Living Materials': Inspired By Bone, MIT Invents E. Coli-Based Substance That Grows Itself
Someday batteries, solar panels, and even medical devices could be made from so-called "living materials." In a new experiment, the Massachusetts Institute of Technology says it combined the cells of the bacterium E. coli with bits of gold and quantum particles to form a new kind of material that conducts electricity and could one day heal itself and adapt to its environment.
Like Us on Facebook
"Living materials can grow, move, learn, and self-organize," according to Harvard's Wyss Institute, which conducts living materials research. "They are responsive, adaptive, programmable, and self-healing; they can be stronger than steel, and better 'engineered' than a suspension bridge." Scientists have long recognized the potential to harness living cells for human-scale purposes, from robotics to home construction, and they're just beginning to work out the specifics.

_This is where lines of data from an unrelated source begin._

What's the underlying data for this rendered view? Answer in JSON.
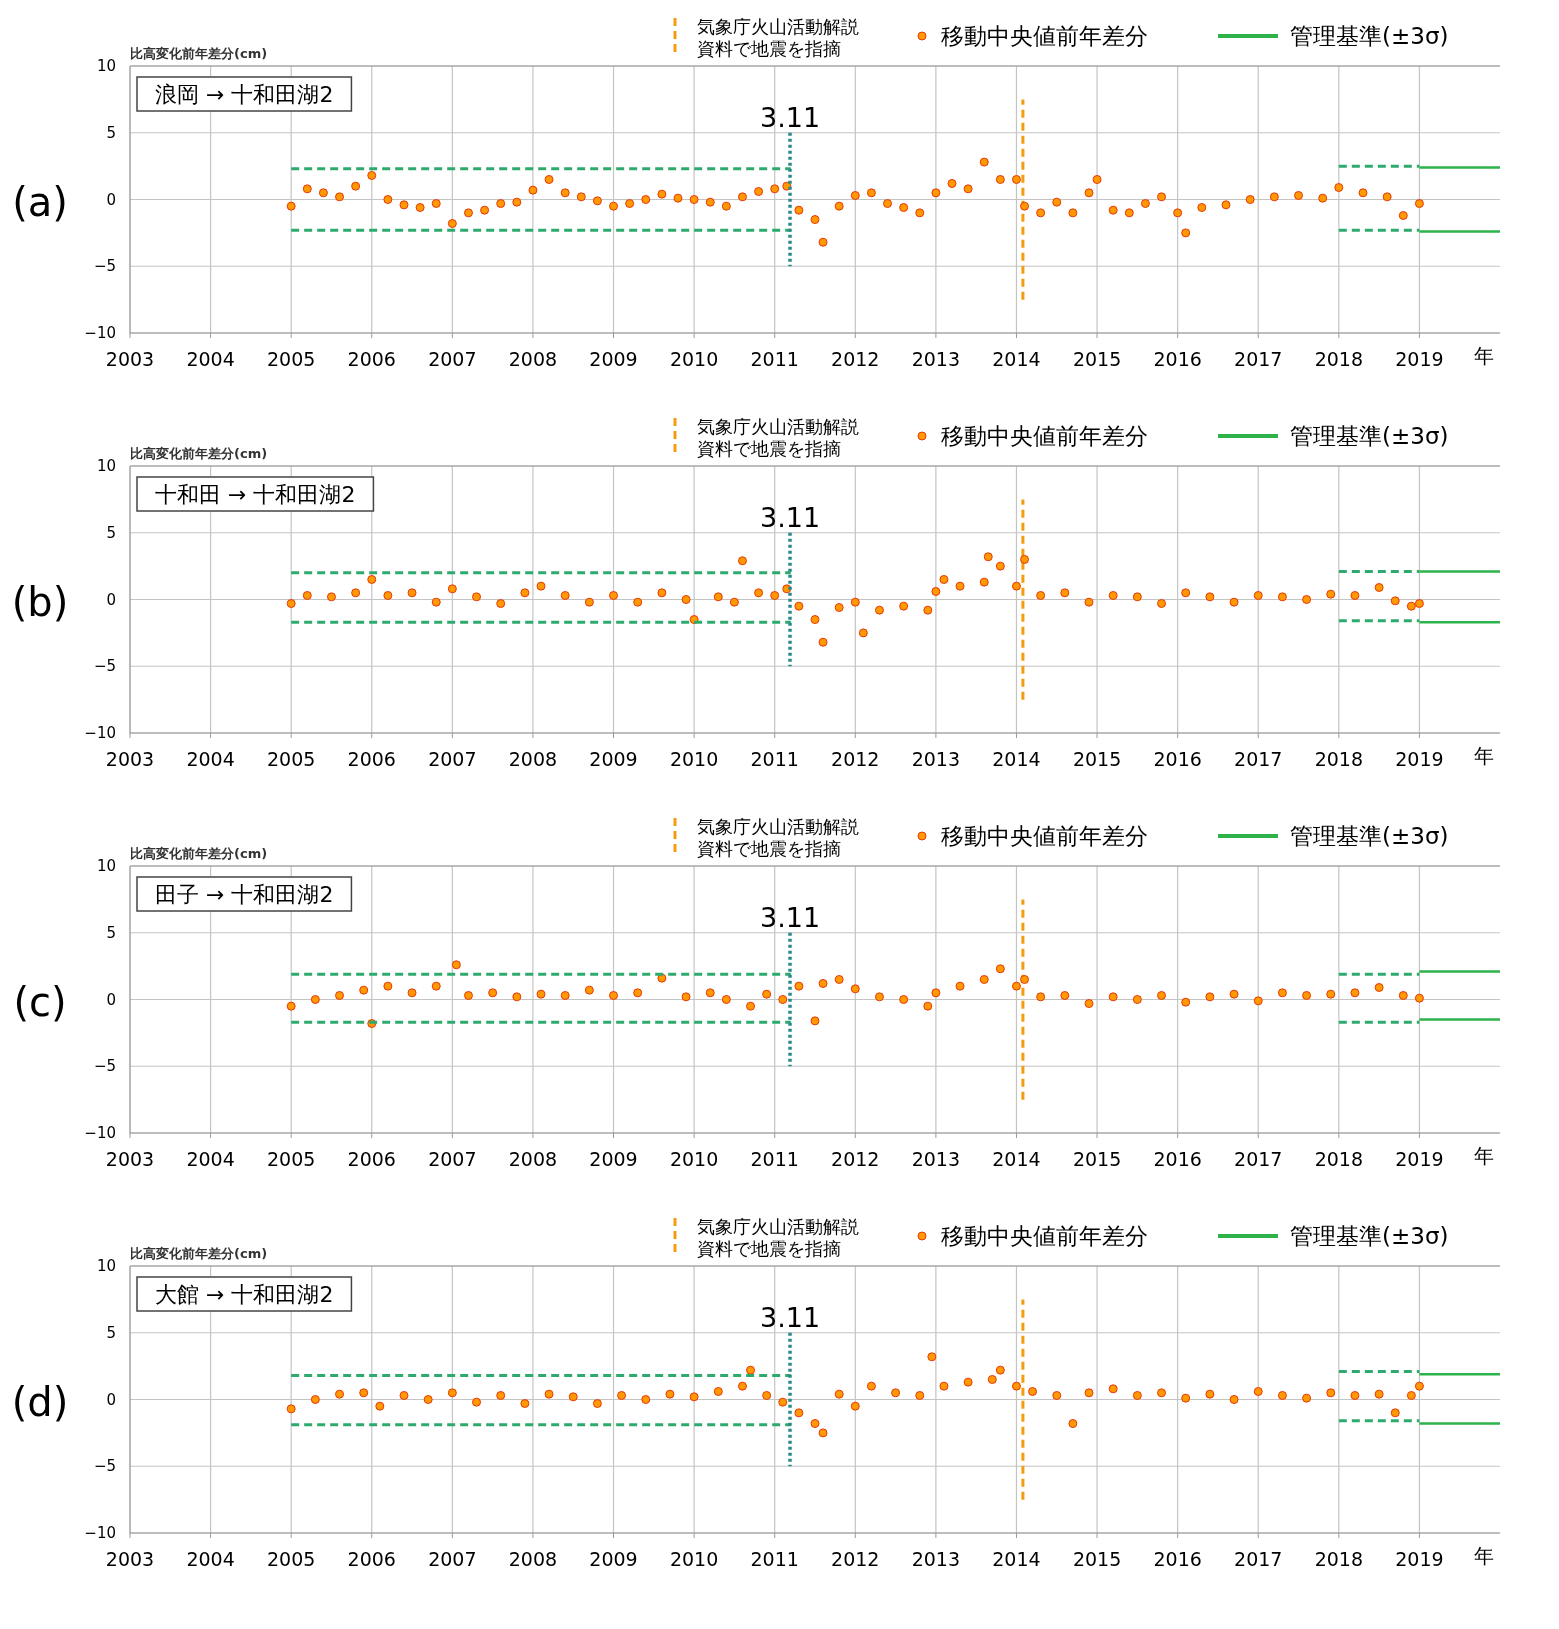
{
  "chart_data": [
    {
      "type": "scatter",
      "title": "(a)",
      "subtitle": "浪岡 → 十和田湖2",
      "ylabel": "比高変化前年差分(cm)",
      "xlabel": "年",
      "xlim": [
        2003,
        2020
      ],
      "xticks": [
        2003,
        2004,
        2005,
        2006,
        2007,
        2008,
        2009,
        2010,
        2011,
        2012,
        2013,
        2014,
        2015,
        2016,
        2017,
        2018,
        2019
      ],
      "ylim": [
        -10,
        10
      ],
      "yticks": [
        -10,
        -5,
        0,
        5,
        10
      ],
      "grid": true,
      "legend": "top",
      "annotations": [
        "3.11"
      ],
      "ref_lines": [
        {
          "axis": "x",
          "value": 2011.19,
          "color": "#2a8a8a",
          "line_style": "dotted"
        }
      ],
      "series": [
        {
          "name": "気象庁火山活動解説資料で地震を指摘",
          "type": "line",
          "color": "#f39c12",
          "line_style": "dashed",
          "x": [
            2014.08,
            2014.08
          ],
          "values": [
            -7.5,
            7.5
          ]
        },
        {
          "name": "移動中央値前年差分",
          "marker": "circle",
          "color": "#ff9900",
          "x": [
            2005.0,
            2005.2,
            2005.4,
            2005.6,
            2005.8,
            2006.0,
            2006.2,
            2006.4,
            2006.6,
            2006.8,
            2007.0,
            2007.2,
            2007.4,
            2007.6,
            2007.8,
            2008.0,
            2008.2,
            2008.4,
            2008.6,
            2008.8,
            2009.0,
            2009.2,
            2009.4,
            2009.6,
            2009.8,
            2010.0,
            2010.2,
            2010.4,
            2010.6,
            2010.8,
            2011.0,
            2011.15,
            2011.3,
            2011.5,
            2011.6,
            2011.8,
            2012.0,
            2012.2,
            2012.4,
            2012.6,
            2012.8,
            2013.0,
            2013.2,
            2013.4,
            2013.6,
            2013.8,
            2014.0,
            2014.1,
            2014.3,
            2014.5,
            2014.7,
            2014.9,
            2015.0,
            2015.2,
            2015.4,
            2015.6,
            2015.8,
            2016.0,
            2016.1,
            2016.3,
            2016.6,
            2016.9,
            2017.2,
            2017.5,
            2017.8,
            2018.0,
            2018.3,
            2018.6,
            2018.8,
            2019.0
          ],
          "values": [
            -0.5,
            0.8,
            0.5,
            0.2,
            1.0,
            1.8,
            0.0,
            -0.4,
            -0.6,
            -0.3,
            -1.8,
            -1.0,
            -0.8,
            -0.3,
            -0.2,
            0.7,
            1.5,
            0.5,
            0.2,
            -0.1,
            -0.5,
            -0.3,
            0.0,
            0.4,
            0.1,
            0.0,
            -0.2,
            -0.5,
            0.2,
            0.6,
            0.8,
            1.0,
            -0.8,
            -1.5,
            -3.2,
            -0.5,
            0.3,
            0.5,
            -0.3,
            -0.6,
            -1.0,
            0.5,
            1.2,
            0.8,
            2.8,
            1.5,
            1.5,
            -0.5,
            -1.0,
            -0.2,
            -1.0,
            0.5,
            1.5,
            -0.8,
            -1.0,
            -0.3,
            0.2,
            -1.0,
            -2.5,
            -0.6,
            -0.4,
            0.0,
            0.2,
            0.3,
            0.1,
            0.9,
            0.5,
            0.2,
            -1.2,
            -0.3
          ]
        },
        {
          "type": "line",
          "color": "#2eaa6e",
          "line_style": "dashed",
          "x": [
            2005,
            2011.2
          ],
          "values": [
            2.3,
            2.3
          ]
        },
        {
          "type": "line",
          "color": "#2eaa6e",
          "line_style": "dashed",
          "x": [
            2005,
            2011.2
          ],
          "values": [
            -2.3,
            -2.3
          ]
        },
        {
          "type": "line",
          "color": "#2eaa6e",
          "line_style": "dashed",
          "x": [
            2018,
            2019
          ],
          "values": [
            2.5,
            2.5
          ]
        },
        {
          "type": "line",
          "color": "#2eaa6e",
          "line_style": "dashed",
          "x": [
            2018,
            2019
          ],
          "values": [
            -2.3,
            -2.3
          ]
        },
        {
          "name": "管理基準(±3σ)",
          "type": "line",
          "color": "#2db34a",
          "line_style": "solid",
          "x": [
            2019,
            2020
          ],
          "values": [
            2.4,
            2.4
          ]
        },
        {
          "type": "line",
          "color": "#2db34a",
          "line_style": "solid",
          "x": [
            2019,
            2020
          ],
          "values": [
            -2.4,
            -2.4
          ]
        }
      ]
    },
    {
      "type": "scatter",
      "title": "(b)",
      "subtitle": "十和田 → 十和田湖2",
      "ylabel": "比高変化前年差分(cm)",
      "xlabel": "年",
      "xlim": [
        2003,
        2020
      ],
      "xticks": [
        2003,
        2004,
        2005,
        2006,
        2007,
        2008,
        2009,
        2010,
        2011,
        2012,
        2013,
        2014,
        2015,
        2016,
        2017,
        2018,
        2019
      ],
      "ylim": [
        -10,
        10
      ],
      "yticks": [
        -10,
        -5,
        0,
        5,
        10
      ],
      "grid": true,
      "legend": "top",
      "annotations": [
        "3.11"
      ],
      "ref_lines": [
        {
          "axis": "x",
          "value": 2011.19,
          "color": "#2a8a8a",
          "line_style": "dotted"
        }
      ],
      "series": [
        {
          "name": "気象庁火山活動解説資料で地震を指摘",
          "type": "line",
          "color": "#f39c12",
          "line_style": "dashed",
          "x": [
            2014.08,
            2014.08
          ],
          "values": [
            -7.5,
            7.5
          ]
        },
        {
          "name": "移動中央値前年差分",
          "marker": "circle",
          "color": "#ff9900",
          "x": [
            2005.0,
            2005.2,
            2005.5,
            2005.8,
            2006.0,
            2006.2,
            2006.5,
            2006.8,
            2007.0,
            2007.3,
            2007.6,
            2007.9,
            2008.1,
            2008.4,
            2008.7,
            2009.0,
            2009.3,
            2009.6,
            2009.9,
            2010.0,
            2010.3,
            2010.5,
            2010.6,
            2010.8,
            2011.0,
            2011.15,
            2011.3,
            2011.5,
            2011.6,
            2011.8,
            2012.0,
            2012.1,
            2012.3,
            2012.6,
            2012.9,
            2013.0,
            2013.1,
            2013.3,
            2013.6,
            2013.65,
            2013.8,
            2014.0,
            2014.1,
            2014.3,
            2014.6,
            2014.9,
            2015.2,
            2015.5,
            2015.8,
            2016.1,
            2016.4,
            2016.7,
            2017.0,
            2017.3,
            2017.6,
            2017.9,
            2018.2,
            2018.5,
            2018.7,
            2018.9,
            2019.0
          ],
          "values": [
            -0.3,
            0.3,
            0.2,
            0.5,
            1.5,
            0.3,
            0.5,
            -0.2,
            0.8,
            0.2,
            -0.3,
            0.5,
            1.0,
            0.3,
            -0.2,
            0.3,
            -0.2,
            0.5,
            0.0,
            -1.5,
            0.2,
            -0.2,
            2.9,
            0.5,
            0.3,
            0.8,
            -0.5,
            -1.5,
            -3.2,
            -0.6,
            -0.2,
            -2.5,
            -0.8,
            -0.5,
            -0.8,
            0.6,
            1.5,
            1.0,
            1.3,
            3.2,
            2.5,
            1.0,
            3.0,
            0.3,
            0.5,
            -0.2,
            0.3,
            0.2,
            -0.3,
            0.5,
            0.2,
            -0.2,
            0.3,
            0.2,
            0.0,
            0.4,
            0.3,
            0.9,
            -0.1,
            -0.5,
            -0.3
          ]
        },
        {
          "type": "line",
          "color": "#2eaa6e",
          "line_style": "dashed",
          "x": [
            2005,
            2011.2
          ],
          "values": [
            2.0,
            2.0
          ]
        },
        {
          "type": "line",
          "color": "#2eaa6e",
          "line_style": "dashed",
          "x": [
            2005,
            2011.2
          ],
          "values": [
            -1.7,
            -1.7
          ]
        },
        {
          "type": "line",
          "color": "#2eaa6e",
          "line_style": "dashed",
          "x": [
            2018,
            2019
          ],
          "values": [
            2.1,
            2.1
          ]
        },
        {
          "type": "line",
          "color": "#2eaa6e",
          "line_style": "dashed",
          "x": [
            2018,
            2019
          ],
          "values": [
            -1.6,
            -1.6
          ]
        },
        {
          "name": "管理基準(±3σ)",
          "type": "line",
          "color": "#2db34a",
          "line_style": "solid",
          "x": [
            2019,
            2020
          ],
          "values": [
            2.1,
            2.1
          ]
        },
        {
          "type": "line",
          "color": "#2db34a",
          "line_style": "solid",
          "x": [
            2019,
            2020
          ],
          "values": [
            -1.7,
            -1.7
          ]
        }
      ]
    },
    {
      "type": "scatter",
      "title": "(c)",
      "subtitle": "田子 → 十和田湖2",
      "ylabel": "比高変化前年差分(cm)",
      "xlabel": "年",
      "xlim": [
        2003,
        2020
      ],
      "xticks": [
        2003,
        2004,
        2005,
        2006,
        2007,
        2008,
        2009,
        2010,
        2011,
        2012,
        2013,
        2014,
        2015,
        2016,
        2017,
        2018,
        2019
      ],
      "ylim": [
        -10,
        10
      ],
      "yticks": [
        -10,
        -5,
        0,
        5,
        10
      ],
      "grid": true,
      "legend": "top",
      "annotations": [
        "3.11"
      ],
      "ref_lines": [
        {
          "axis": "x",
          "value": 2011.19,
          "color": "#2a8a8a",
          "line_style": "dotted"
        }
      ],
      "series": [
        {
          "name": "気象庁火山活動解説資料で地震を指摘",
          "type": "line",
          "color": "#f39c12",
          "line_style": "dashed",
          "x": [
            2014.08,
            2014.08
          ],
          "values": [
            -7.5,
            7.5
          ]
        },
        {
          "name": "移動中央値前年差分",
          "marker": "circle",
          "color": "#ff9900",
          "x": [
            2005.0,
            2005.3,
            2005.6,
            2005.9,
            2006.0,
            2006.2,
            2006.5,
            2006.8,
            2007.05,
            2007.2,
            2007.5,
            2007.8,
            2008.1,
            2008.4,
            2008.7,
            2009.0,
            2009.3,
            2009.6,
            2009.9,
            2010.2,
            2010.4,
            2010.7,
            2010.9,
            2011.1,
            2011.3,
            2011.5,
            2011.6,
            2011.8,
            2012.0,
            2012.3,
            2012.6,
            2012.9,
            2013.0,
            2013.3,
            2013.6,
            2013.8,
            2014.0,
            2014.1,
            2014.3,
            2014.6,
            2014.9,
            2015.2,
            2015.5,
            2015.8,
            2016.1,
            2016.4,
            2016.7,
            2017.0,
            2017.3,
            2017.6,
            2017.9,
            2018.2,
            2018.5,
            2018.8,
            2019.0
          ],
          "values": [
            -0.5,
            0.0,
            0.3,
            0.7,
            -1.8,
            1.0,
            0.5,
            1.0,
            2.6,
            0.3,
            0.5,
            0.2,
            0.4,
            0.3,
            0.7,
            0.3,
            0.5,
            1.6,
            0.2,
            0.5,
            0.0,
            -0.5,
            0.4,
            0.0,
            1.0,
            -1.6,
            1.2,
            1.5,
            0.8,
            0.2,
            0.0,
            -0.5,
            0.5,
            1.0,
            1.5,
            2.3,
            1.0,
            1.5,
            0.2,
            0.3,
            -0.3,
            0.2,
            0.0,
            0.3,
            -0.2,
            0.2,
            0.4,
            -0.1,
            0.5,
            0.3,
            0.4,
            0.5,
            0.9,
            0.3,
            0.1
          ]
        },
        {
          "type": "line",
          "color": "#2eaa6e",
          "line_style": "dashed",
          "x": [
            2005,
            2011.2
          ],
          "values": [
            1.9,
            1.9
          ]
        },
        {
          "type": "line",
          "color": "#2eaa6e",
          "line_style": "dashed",
          "x": [
            2005,
            2011.2
          ],
          "values": [
            -1.7,
            -1.7
          ]
        },
        {
          "type": "line",
          "color": "#2eaa6e",
          "line_style": "dashed",
          "x": [
            2018,
            2019
          ],
          "values": [
            1.9,
            1.9
          ]
        },
        {
          "type": "line",
          "color": "#2eaa6e",
          "line_style": "dashed",
          "x": [
            2018,
            2019
          ],
          "values": [
            -1.7,
            -1.7
          ]
        },
        {
          "name": "管理基準(±3σ)",
          "type": "line",
          "color": "#2db34a",
          "line_style": "solid",
          "x": [
            2019,
            2020
          ],
          "values": [
            2.1,
            2.1
          ]
        },
        {
          "type": "line",
          "color": "#2db34a",
          "line_style": "solid",
          "x": [
            2019,
            2020
          ],
          "values": [
            -1.5,
            -1.5
          ]
        }
      ]
    },
    {
      "type": "scatter",
      "title": "(d)",
      "subtitle": "大館 → 十和田湖2",
      "ylabel": "比高変化前年差分(cm)",
      "xlabel": "年",
      "xlim": [
        2003,
        2020
      ],
      "xticks": [
        2003,
        2004,
        2005,
        2006,
        2007,
        2008,
        2009,
        2010,
        2011,
        2012,
        2013,
        2014,
        2015,
        2016,
        2017,
        2018,
        2019
      ],
      "ylim": [
        -10,
        10
      ],
      "yticks": [
        -10,
        -5,
        0,
        5,
        10
      ],
      "grid": true,
      "legend": "top",
      "annotations": [
        "3.11"
      ],
      "ref_lines": [
        {
          "axis": "x",
          "value": 2011.19,
          "color": "#2a8a8a",
          "line_style": "dotted"
        }
      ],
      "series": [
        {
          "name": "気象庁火山活動解説資料で地震を指摘",
          "type": "line",
          "color": "#f39c12",
          "line_style": "dashed",
          "x": [
            2014.08,
            2014.08
          ],
          "values": [
            -7.5,
            7.5
          ]
        },
        {
          "name": "移動中央値前年差分",
          "marker": "circle",
          "color": "#ff9900",
          "x": [
            2005.0,
            2005.3,
            2005.6,
            2005.9,
            2006.1,
            2006.4,
            2006.7,
            2007.0,
            2007.3,
            2007.6,
            2007.9,
            2008.2,
            2008.5,
            2008.8,
            2009.1,
            2009.4,
            2009.7,
            2010.0,
            2010.3,
            2010.6,
            2010.7,
            2010.9,
            2011.1,
            2011.3,
            2011.5,
            2011.6,
            2011.8,
            2012.0,
            2012.2,
            2012.5,
            2012.8,
            2012.95,
            2013.1,
            2013.4,
            2013.7,
            2013.8,
            2014.0,
            2014.2,
            2014.5,
            2014.7,
            2014.9,
            2015.2,
            2015.5,
            2015.8,
            2016.1,
            2016.4,
            2016.7,
            2017.0,
            2017.3,
            2017.6,
            2017.9,
            2018.2,
            2018.5,
            2018.7,
            2018.9,
            2019.0
          ],
          "values": [
            -0.7,
            0.0,
            0.4,
            0.5,
            -0.5,
            0.3,
            0.0,
            0.5,
            -0.2,
            0.3,
            -0.3,
            0.4,
            0.2,
            -0.3,
            0.3,
            0.0,
            0.4,
            0.2,
            0.6,
            1.0,
            2.2,
            0.3,
            -0.2,
            -1.0,
            -1.8,
            -2.5,
            0.4,
            -0.5,
            1.0,
            0.5,
            0.3,
            3.2,
            1.0,
            1.3,
            1.5,
            2.2,
            1.0,
            0.6,
            0.3,
            -1.8,
            0.5,
            0.8,
            0.3,
            0.5,
            0.1,
            0.4,
            0.0,
            0.6,
            0.3,
            0.1,
            0.5,
            0.3,
            0.4,
            -1.0,
            0.3,
            1.0
          ]
        },
        {
          "type": "line",
          "color": "#2eaa6e",
          "line_style": "dashed",
          "x": [
            2005,
            2011.2
          ],
          "values": [
            1.8,
            1.8
          ]
        },
        {
          "type": "line",
          "color": "#2eaa6e",
          "line_style": "dashed",
          "x": [
            2005,
            2011.2
          ],
          "values": [
            -1.9,
            -1.9
          ]
        },
        {
          "type": "line",
          "color": "#2eaa6e",
          "line_style": "dashed",
          "x": [
            2018,
            2019
          ],
          "values": [
            2.1,
            2.1
          ]
        },
        {
          "type": "line",
          "color": "#2eaa6e",
          "line_style": "dashed",
          "x": [
            2018,
            2019
          ],
          "values": [
            -1.6,
            -1.6
          ]
        },
        {
          "name": "管理基準(±3σ)",
          "type": "line",
          "color": "#2db34a",
          "line_style": "solid",
          "x": [
            2019,
            2020
          ],
          "values": [
            1.9,
            1.9
          ]
        },
        {
          "type": "line",
          "color": "#2db34a",
          "line_style": "solid",
          "x": [
            2019,
            2020
          ],
          "values": [
            -1.8,
            -1.8
          ]
        }
      ]
    }
  ]
}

In the new study, published Sunday in Nature Materials, a team of MIT and Harvard scientists explain how they caused bacteria to latch onto chains of nonliving particles. E. coli is notable because it has parts called "curli fibers" that help each bacterium grab onto surfaces. Scientists can affix proteins called peptides to those curli fibers. The peptides, in turn, are capable of snagging nonliving pieces, such as the gold nanoparticles, and integrating them into the organic material. In this way, scientists infused a metal capable of conducting electricity with a living E. coli cell.
After that, they engineered the cell to respond to commands by genetically disabling its natural ability to produce curli fibers and replacing it with an order to produce curli fibers only when certain kinds of molecules were present. When scientists added the molecules and some gold nanoparticles, the bacteria responded on cue: it grew curli fibers and attached the gold, self-assembling into a conductive chain.
The goal is to one day create materials that assemble without human input. "Ultimately, we hope to emulate how natural systems, like bone, form," Timothy Lu, senior author of the paper, tells MIT News. "No one tells bone what to do, but it generates a material in response to environmental signals."